Ruptured plaque location
Hong et al. reported the location of culprit and secondary plaque ruptures in 392 patients, 231 with ACS and 161 with stable angina [71]. The distance between each coronary plaque rupture segment and the respective coronary ostium was measured with motorized IVUS transducer pullback. Overall, 83% of LAD plaque ruptures were predominantly located between 10 and 40 mm from the LAD ostium, LCX plaque ruptures were evenly distributed in the entire LCX tree, and 48% of RCA plaque ruptures were located between 10 and 40 mm from the RCA ostium and another 32% were located >70 mm from the ostium (Figure 5).

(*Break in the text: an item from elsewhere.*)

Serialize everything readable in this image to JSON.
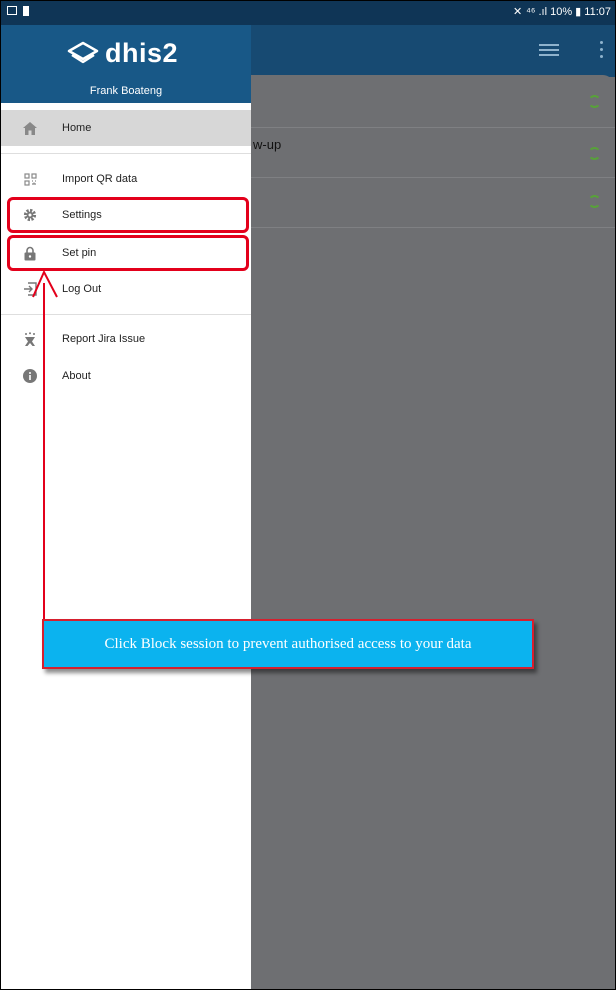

Wang et al. reported the angiographic location of acute epicrdial thrombosis in 208 patients with STEMI [72]; occlusions tended to cluster within the proximal third of each of the vessels: LAD, LCX, and RCA. The difference between the angiographic study of Wang et al. and the IVUS study of Hong et al. was attributed to the paucity of sidebranches in the RCA leading to retrograde propagation of post-rupture thrombosis so that the site of acute angiographic occlusion in the RCA was often proximal to the more-distal site of plaque rupture.
Predicting vulnerable plaques
As mentioned at the beginning of this review, only one study has attempted to use greyscale IVUS to predict plaque instability. Yamagishi et al. retrospectively examined 114 coronary sites in 106 patients without significant stenosis by angiography (< 50% diameter stenosis) [6]. During the follow-up period of 21.8 ±6.4 months, 12 patients had an acute coronary event at a previously examined coronary plaque. These pre-existing plaques were eccentric with a plaque burden of 67 ±9% and a lumen area of 6.7 ±3.0 mm2, and eight of them had a shallow hypoechoic area. While the many IVUS studies of unstable and/or ruptured plaques and patients with ACS have shown the consistent results summarized above, no one has reproduced these prospective observations.

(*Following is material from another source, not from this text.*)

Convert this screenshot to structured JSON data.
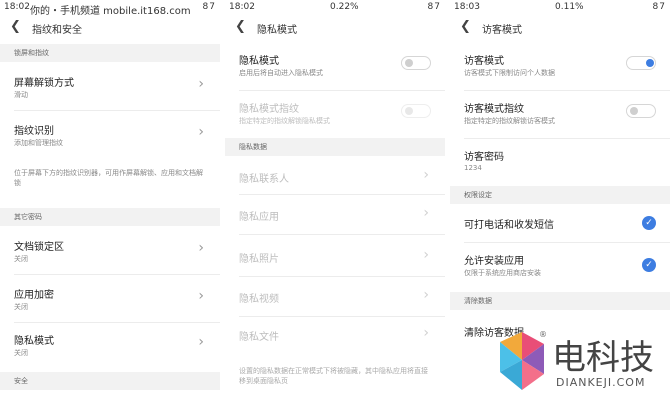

Recent radiofrequency-based, IVUS-derived technologies such as palpography and virtual histology are being studied for their potential to predict individual lesion plaque rupture. The PROSPECT Trial enrolled 700 patients with an ACS event, and three-vessel IVUS imaging was performed after treatment of the culprit lesion in order to relate baseline imaging – angiography, IVUS, and the new radiofrequency-IVUS derived technologies of palpography and virtual histology – to late events in an attempt to predict patients and lesions at risk for subsequent ACS.